Thank you for ur infomation. I can't understand the korean language so i can't support more :D. The korean model here is supported by @crux153 :))). I appreciate if someone can make a pull request to improve a base model :D

Joovvhan commented 4 years ago

Thanks, I will try that and update my demo page. BTW, I applied G2PK, Korean grapheme to phoneme conversion package, and improved the quality of the GlowTTS. GlowTTS without G2PK GlowTTS with G2PK Did your FS2 also use such a module to convert grapheme to phoneme? I wonder FS2 can also be improved using the G2PK module.

Thank you for ur infomation. I can't understand the korean language so i can't support more :D. The korean model here is supported by @crux153 :))). I appreciate if someone can make a pull request to improve a base model :D

Thanks for the quick reply.

I will look through your source code and ask @crux153 by myself.

Thanks!

crux153 commented 4 years ago

@Joovvhan It won't take too long to apply G2PK or other Korean G2P module to this package. Actually I also thought about applying it, but since I'm using the trained model in C++ and that requires porting the G2P module itself to C++, which might take a while.

I'm satisfied with current quality of FS2 model except that it fails to synthesize long samples, and I'm trying to fix in #208. Maybe training using phoneme might help fixing this.

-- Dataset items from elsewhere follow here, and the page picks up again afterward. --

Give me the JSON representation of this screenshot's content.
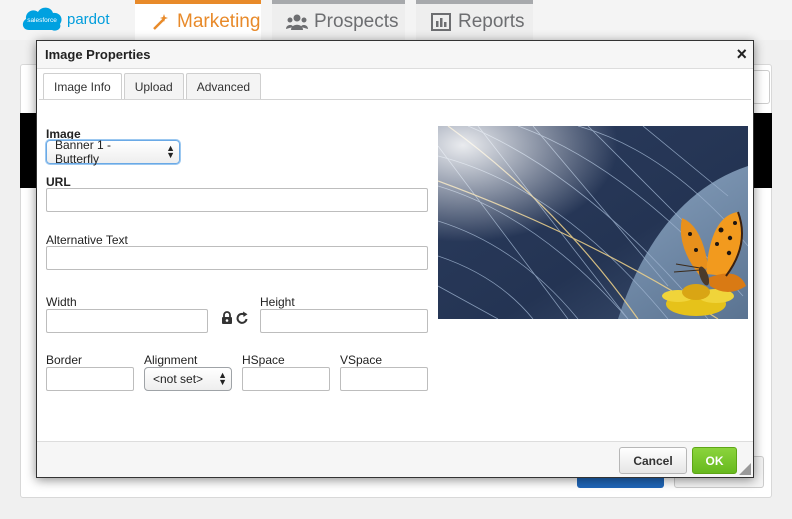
{
  "brand": {
    "logo_text": "salesforce",
    "product": "pardot"
  },
  "nav": {
    "tabs": [
      {
        "label": "Marketing",
        "icon": "wand-icon",
        "active": true
      },
      {
        "label": "Prospects",
        "icon": "users-icon",
        "active": false
      },
      {
        "label": "Reports",
        "icon": "bar-chart-icon",
        "active": false
      }
    ]
  },
  "dialog": {
    "title": "Image Properties",
    "close_icon": "×",
    "tabs": [
      {
        "label": "Image Info",
        "active": true
      },
      {
        "label": "Upload",
        "active": false
      },
      {
        "label": "Advanced",
        "active": false
      }
    ],
    "image": {
      "label": "Image",
      "selected": "Banner 1 - Butterfly"
    },
    "url": {
      "label": "URL",
      "value": ""
    },
    "alt": {
      "label": "Alternative Text",
      "value": ""
    },
    "width": {
      "label": "Width",
      "value": ""
    },
    "height": {
      "label": "Height",
      "value": ""
    },
    "border": {
      "label": "Border",
      "value": ""
    },
    "alignment": {
      "label": "Alignment",
      "selected": "<not set>"
    },
    "hspace": {
      "label": "HSpace",
      "value": ""
    },
    "vspace": {
      "label": "VSpace",
      "value": ""
    },
    "preview": {
      "subject": "butterfly on flower in front of solar panels"
    },
    "buttons": {
      "cancel": "Cancel",
      "ok": "OK"
    }
  },
  "colors": {
    "accent_orange": "#e88a2a",
    "ok_green": "#67b91e",
    "salesforce_blue": "#009ddc"
  }
}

https://github.com/HGU-DLLAB/Korean-FastSpeech2-Pytorch

I found another FS2 implementation for Korean. Take a look if you haven't. It is trained with KSS using phoneme, and uses MFA to extract durations (instead of Tacotron2). Audio samples are glitchy, but I think WaveGlow vocoder is responsible for this, not FS2 itself. Downloading the trained model and feeding our MB-MelGAN model with mels from it will verify this, but I didn't have much time to do so :(

Please share your progress if you've got any :D

ZDisket commented 4 years ago

@crux153

but since I'm using the trained model in C++ and that requires porting the G2P module itself to C++, which might take a while.

Perhaps you should consider Phonetisaurus, which the current C++ example here already uses for G2P. It's even compatible with pretrained G2P models in Montreal Forced Aligner's page (just did for Spanish).

stale[bot] commented 3 years ago

This issue has been automatically marked as stale because it has not had recent activity. It will be closed if no further activity occurs.